Migrant workers who brought their children to live with them in Yulin’s Yuyang district have been informed by provincial education bureau officials that they must now provide extra paperwork, including proof of purchase of compulsory pension insurance, before they can enroll them in local schools.
Earlier this week, hundreds of migrant workers gathered outside the provincial bureau of education with banners protesting the new rules, because they say insurance premiums are beyond their means, given their low income.
A migrant worker surnamed Xu who attended the protest said insurance, at around 5,000 yuan annually, is beyond her means on earnings of between 2,000-3,000 yuan a month.
“This isn’t affordable for low-income families like us,” Xu said. “Parents have been petitioning outside the gate of the Yuyang education bureau in the past couple of days, calling on them to waive this rule.”

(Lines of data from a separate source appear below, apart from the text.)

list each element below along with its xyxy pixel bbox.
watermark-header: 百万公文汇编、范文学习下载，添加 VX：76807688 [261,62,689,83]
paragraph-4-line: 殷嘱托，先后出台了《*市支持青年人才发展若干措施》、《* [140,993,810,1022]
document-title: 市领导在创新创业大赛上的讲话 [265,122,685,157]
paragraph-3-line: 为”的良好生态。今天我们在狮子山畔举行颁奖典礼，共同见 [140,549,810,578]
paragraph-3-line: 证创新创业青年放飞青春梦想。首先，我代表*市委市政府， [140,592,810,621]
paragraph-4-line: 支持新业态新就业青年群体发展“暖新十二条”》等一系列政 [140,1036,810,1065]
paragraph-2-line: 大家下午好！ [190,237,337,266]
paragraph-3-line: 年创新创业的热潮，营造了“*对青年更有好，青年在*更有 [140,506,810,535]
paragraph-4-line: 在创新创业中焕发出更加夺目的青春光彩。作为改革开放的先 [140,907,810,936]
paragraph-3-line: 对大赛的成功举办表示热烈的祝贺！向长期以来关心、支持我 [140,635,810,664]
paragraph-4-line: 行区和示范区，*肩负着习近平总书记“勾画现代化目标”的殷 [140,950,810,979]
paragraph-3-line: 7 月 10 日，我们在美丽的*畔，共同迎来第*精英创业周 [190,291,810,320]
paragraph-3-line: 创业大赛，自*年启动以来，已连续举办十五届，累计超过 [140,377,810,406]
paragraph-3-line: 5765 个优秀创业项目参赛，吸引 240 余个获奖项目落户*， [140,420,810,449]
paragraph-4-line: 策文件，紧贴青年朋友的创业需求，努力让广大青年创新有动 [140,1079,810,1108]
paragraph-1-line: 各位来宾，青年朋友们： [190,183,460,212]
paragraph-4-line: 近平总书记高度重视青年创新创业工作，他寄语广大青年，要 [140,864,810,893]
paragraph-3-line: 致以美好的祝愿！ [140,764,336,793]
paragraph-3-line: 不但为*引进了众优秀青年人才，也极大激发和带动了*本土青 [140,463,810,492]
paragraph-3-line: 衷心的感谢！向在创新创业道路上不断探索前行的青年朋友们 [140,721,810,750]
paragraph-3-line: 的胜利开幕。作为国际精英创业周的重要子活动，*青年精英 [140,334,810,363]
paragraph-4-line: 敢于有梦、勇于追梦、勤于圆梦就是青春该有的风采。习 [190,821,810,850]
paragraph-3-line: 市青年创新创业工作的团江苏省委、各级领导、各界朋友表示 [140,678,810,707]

Calls to the Yulin and Yuyang education bureaux rang unanswered during office hours on Friday.
“Children have a basic, constitutional right to an education, so why do they insist on making it impossible for them to attend school?” Xu said. “We strongly urge the education bureau to reconsider, so that our children can go to school.”
The move comes as migrant workers in Beijing accuse the authorities of violent, mass evictions, often with no warning and with the loss or destruction of all of their belongings.
Activists estimate at least 100,000 people have been turfed out of low-cost rented accommodation in the city, where they were making a living as independent traders or manual workers.
Meanwhile, workers in the northern province of Shanxi have come out in protest after the authorities suddenly moved to confiscate their coal-burning stoves, for many the only form of heating they have in sub-zero temperatures.
Extreme cold with no heat
A resident of Shanxi’s Linfen city surnamed Kang said he now has no way to stay warm.
“I used to rely on a coal-burning stove, but now the environmental protection task force has stopped all that,” Kang said. “They have also cut off the pipes [to the central heating] so that a lot of places here in Dongcheng district have no heating at all.”
“A lot of people are really suffering in the extreme cold,” he said. “We have natural gas connected up now, but it doesn’t give off enough heat.”
Authorities in Beijing have stepped up mass evictions of low-income migrant workers and small traders in the wake of a second fire in Beijing’s Chaoyang district after five people were killed and nine others injured after a blaze from two electric bicycles tore through a residential building Shibalidian earlier this week.
Activists have told RFA that thousands of migrants have been made homeless in sub-zero temperatures in Beijing in recent weeks, with some estimates putting the total around 100,000.
China’s migrant population, drawn to cities and pushed out of poorer areas by mass layoffs and rural land grabs since the 1990s, has risen in recent years to more than 200 million, nearly one-fifth of the population.
The majority of migrant workers who flock to bigger cities in search of manual labor in factories and on construction sites are from a farming background.
But their search for a better life for themselves and their families is hampered by a discriminatory “household registration,” or hukou, system that limits access to services like healthcare and education to natives of a given area.
The resident population of Beijing has swelled by 59 percent since the start of the century, with an increase of 56 percent reported by neighboring Tianjin and a 50 percent rise in Shanghai.
The majority of migrants hail from the central provinces of Henan, Anhui and Hunan, while their top destinations are the rich coastal provinces of Guangdong, Zhejiang and Jiangsu, according to a map published this year by the search engine and online encyclopedia Baidu.